About six years ago I read a short story by a writer I had never yet heard of, Katherine Mansfield, "Miss Brill". I was so taken by this story and the persona of Katherine Mansfield, it was about this time I first began to explore the short story genre, overcoming decades of a very mistaken aversion to the form, and I discovered she was considered one of the greatest short story writers of all time. I decided to read all of her short stories and post on them. I began to read biographies on Mansfield, by far the best being Katherine Mansfield The Story Teller by Kathleen Jones. It was through these posts that readers from all over the world first were drawn to my blog.
As of this moment in time I am kind of mentally drained so I will just post briefly some thoughts I have about The Journal of Katherine Mansfield. Firstly it is not exactly a journal or hardly much a journal kept by Mansfield. It is a work put together by her husband John Middleton Murry shortly after her way to early death at thirty four. It includes notebook entries, letters she wrote, and fragments of stories. It covers the period 1914 to 1922. Parts of this work are at least the equal of her published stories. All writers will savor her accounts of the creative process. As I read the journal as the end approaches I kept wondering does she know she will soon die, of tuberculosis, called then consumption. She talks about her medical treatment and at times seems very optimistic and times very down. She desperately wanted to write so much more. One of the most poignant parts of the journals were her lists of short story titles she never was able to write.

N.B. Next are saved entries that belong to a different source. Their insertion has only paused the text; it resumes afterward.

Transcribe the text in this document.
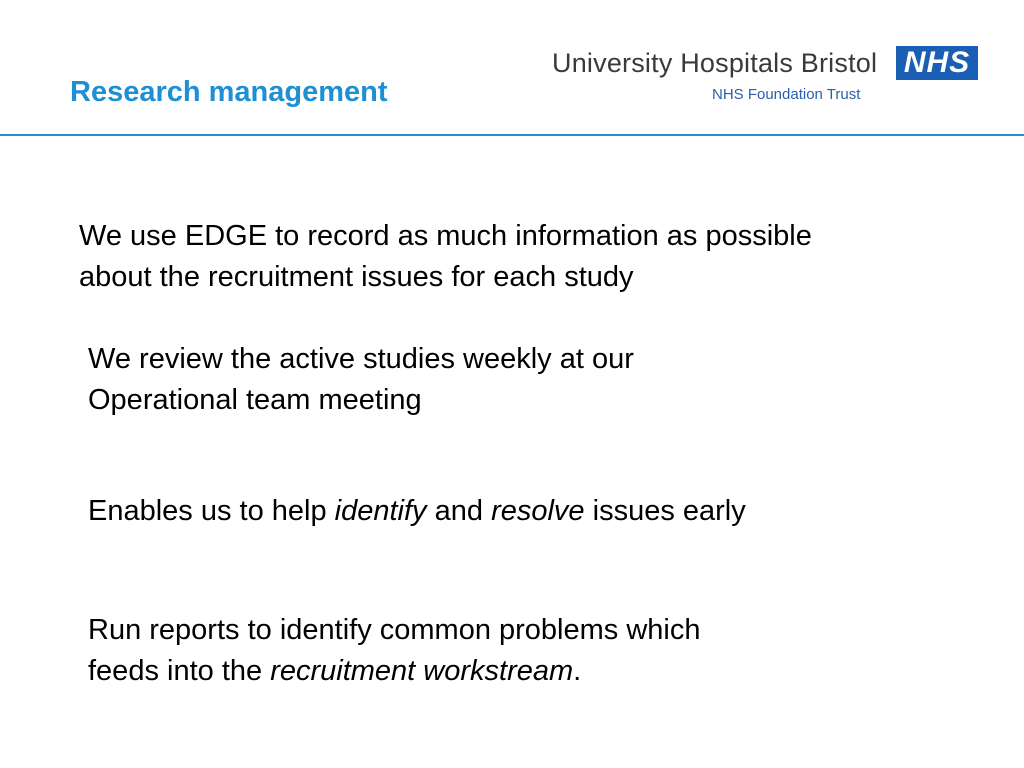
Research management
University Hospitals Bristol
NHS Foundation Trust
NHS

We use EDGE to record as much information as possible
about the recruitment issues for each study

We review the active studies weekly at our
Operational team meeting

Enables us to help identify and resolve issues early

Run reports to identify common problems which
feeds into the recruitment workstream.
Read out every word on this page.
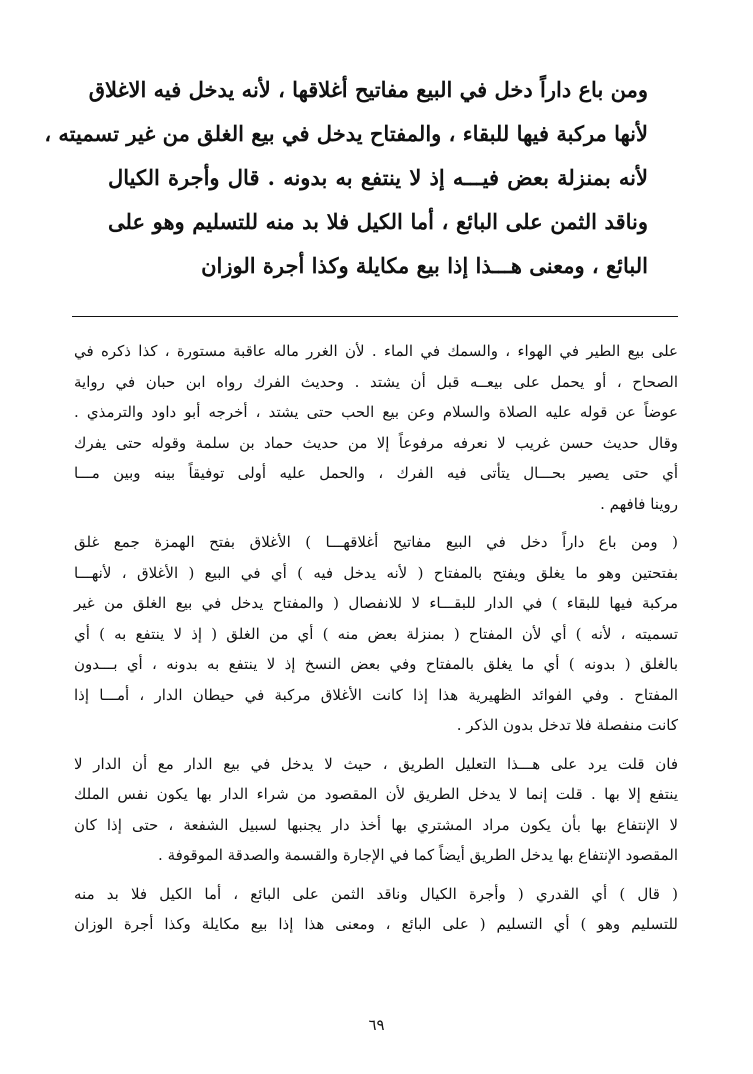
ومن باع داراً دخل في البيع مفاتيح أغلاقها ، لأنه يدخل فيه الاغلاق
لأنها مركبة فيها للبقاء ، والمفتاح يدخل في بيع الغلق من غير تسميته ،
لأنه بمنزلة بعض فيـــه إذ لا ينتفع به بدونه . قال وأجرة الكيال
وناقد الثمن على البائع ، أما الكيل فلا بد منه للتسليم وهو على
البائع ، ومعنى هـــذا إذا بيع مكايلة وكذا أجرة الوزان
على بيع الطير في الهواء ، والسمك في الماء . لأن الغرر ماله عاقبة مستورة ، كذا ذكره في
الصحاح ، أو يحمل على بيعــه قبل أن يشتد . وحديث الفرك رواه ابن حبان في رواية
عوضاً عن قوله عليه الصلاة والسلام وعن بيع الحب حتى يشتد ، أخرجه أبو داود والترمذي .
وقال حديث حسن غريب لا نعرفه مرفوعاً إلا من حديث حماد بن سلمة وقوله حتى يفرك
أي حتى يصير بحـــال يتأتى فيه الفرك ، والحمل عليه أولى توفيقاً بينه وبين مـــا
روينا فافهم .
( ومن باع داراً دخل في البيع مفاتيح أغلاقهـــا ) الأغلاق بفتح الهمزة جمع غلق
بفتحتين وهو ما يغلق ويفتح بالمفتاح ( لأنه يدخل فيه ) أي في البيع ( الأغلاق ، لأنهـــا
مركبة فيها للبقاء ) في الدار للبقـــاء لا للانفصال ( والمفتاح يدخل في بيع الغلق من غير
تسميته ، لأنه ) أي لأن المفتاح ( بمنزلة بعض منه ) أي من الغلق ( إذ لا ينتفع به ) أي
بالغلق ( بدونه ) أي ما يغلق بالمفتاح وفي بعض النسخ إذ لا ينتفع به بدونه ، أي بـــدون
المفتاح . وفي الفوائد الظهيرية هذا إذا كانت الأغلاق مركبة في حيطان الدار ، أمـــا إذا
كانت منفصلة فلا تدخل بدون الذكر .
فان قلت يرد على هـــذا التعليل الطريق ، حيث لا يدخل في بيع الدار مع أن الدار لا
ينتفع إلا بها . قلت إنما لا يدخل الطريق لأن المقصود من شراء الدار بها يكون نفس الملك
لا الإنتفاع بها بأن يكون مراد المشتري بها أخذ دار يجنبها لسبيل الشفعة ، حتى إذا كان
المقصود الإنتفاع بها يدخل الطريق أيضاً كما في الإجارة والقسمة والصدقة الموقوفة .
( قال ) أي القدري ( وأجرة الكيال وناقد الثمن على البائع ، أما الكيل فلا بد منه
للتسليم وهو ) أي التسليم ( على البائع ، ومعنى هذا إذا بيع مكايلة وكذا أجرة الوزان
٦٩
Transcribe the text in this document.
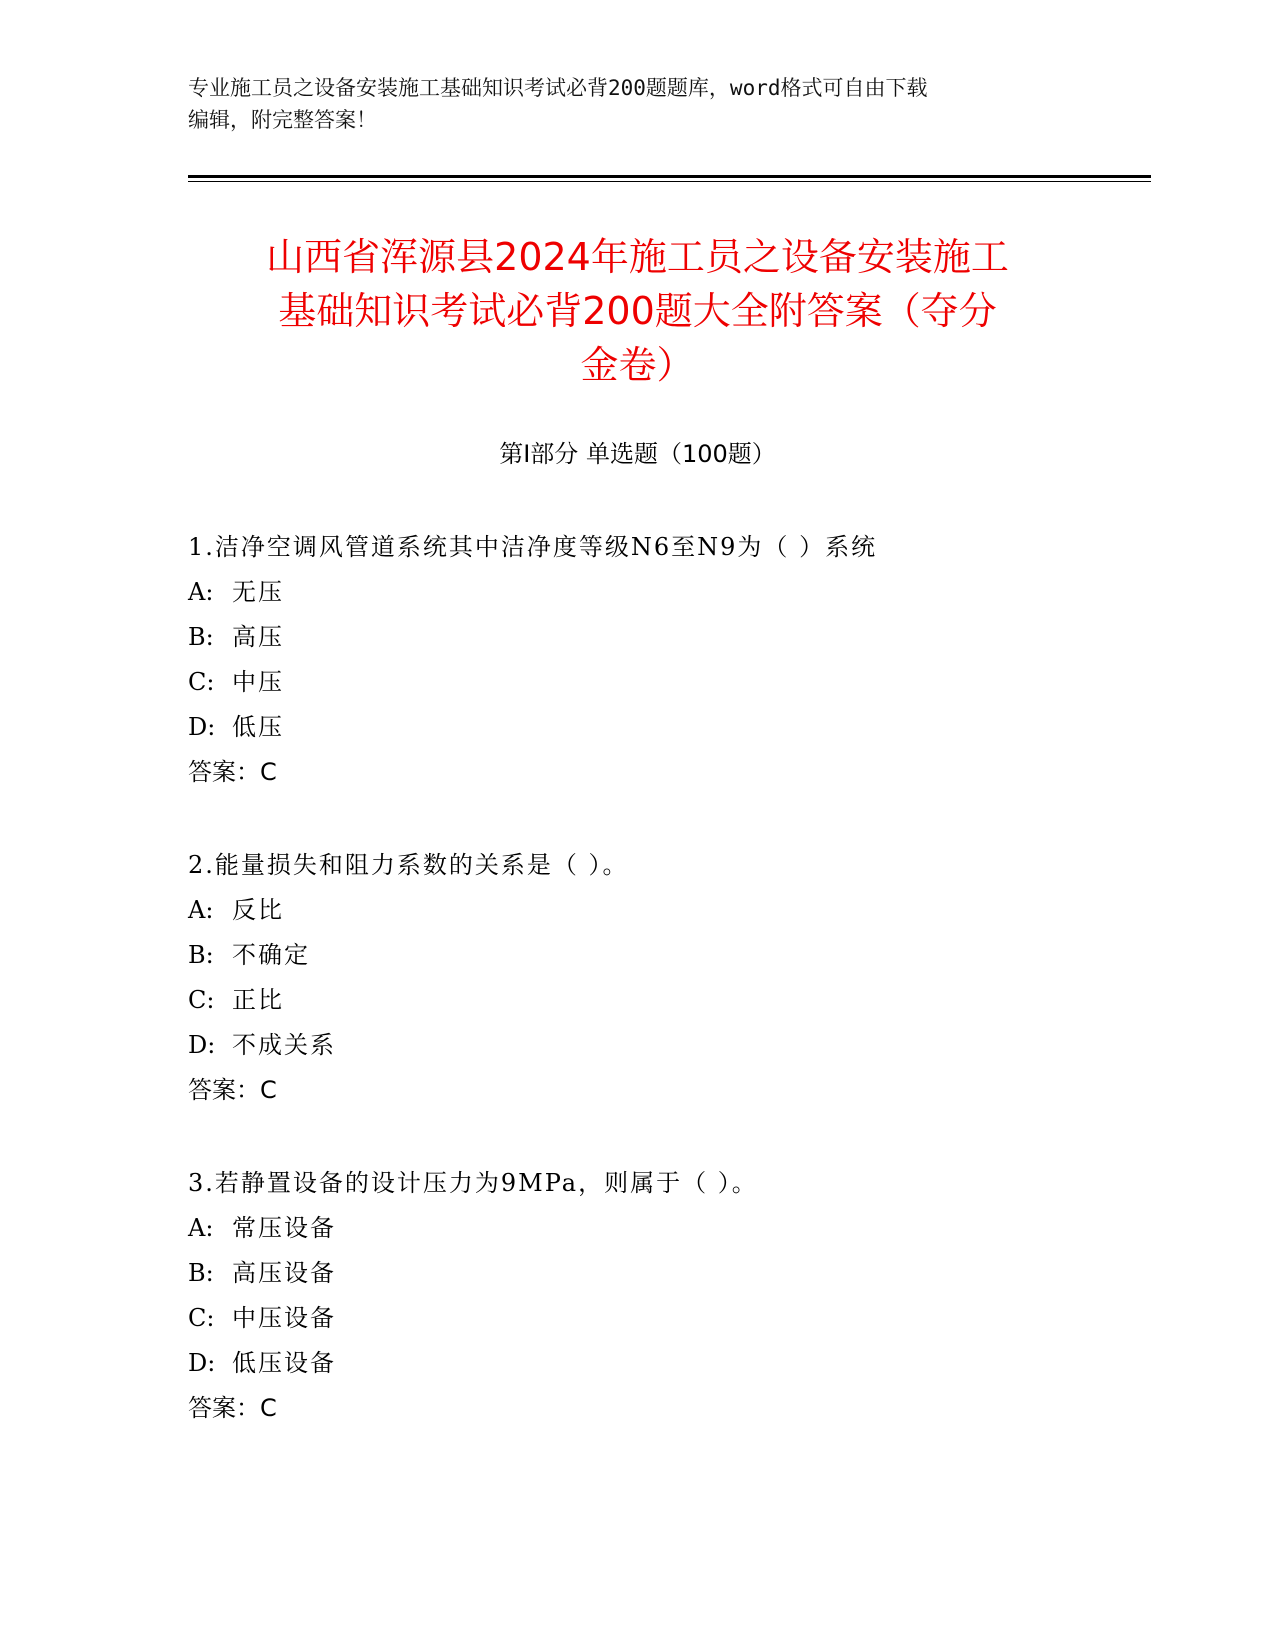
专业施工员之设备安装施工基础知识考试必背200题题库，word格式可自由下载
编辑，附完整答案！
山西省浑源县2024年施工员之设备安装施工
基础知识考试必背200题大全附答案（夺分
金卷）
第Ⅰ部分 单选题（100题）
1.洁净空调风管道系统其中洁净度等级N6至N9为（ ）系统
A: 无压
B: 高压
C: 中压
D: 低压
答案：C
2.能量损失和阻力系数的关系是（ ）。
A: 反比
B: 不确定
C: 正比
D: 不成关系
答案：C
3.若静置设备的设计压力为9MPa，则属于（ ）。
A: 常压设备
B: 高压设备
C: 中压设备
D: 低压设备
答案：C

Mansfield had a proclivity for "guru" like men, various occult groups like The Order of the Golden Dawn have a much larger influence in the literature of the period than is regularly acknowledged, in my opinion. The question on Middleton as to whether he was an exploiter, a user remains unanswered in the published journal. Lee says Murry removed anything degrogatory about himself from the work as well as most mentions of D.H. and Frieda Lawrence.
There is great wisdom and beauty in this book. It nearly broke my heart when I learned that the very last book Iréne Némirovsky read before being put on a train to Aucshwitz was The Journal of Katherine Mansfield. I don't know if she took it with her or not.
I feel great pain in this work, a longing for a home she never really had, somewhere she could truly feel she belonged. She is always traveling, often on a train, a spectral mode of travel. She finds fleeting happiness in natural beauty, in the stories of Chekhov, in cafes in Paris but she was a profoundly sad person, living through the charnel house of World War One and the loss of her beloved brother added to her pain.
Mel u
2 comments:
Katherine Mansfield is just one many early authors I still need to read.
Very interesting post, Mel. One of my favorite short stories of all-time is by Katherine Mansfield, The Garden Party.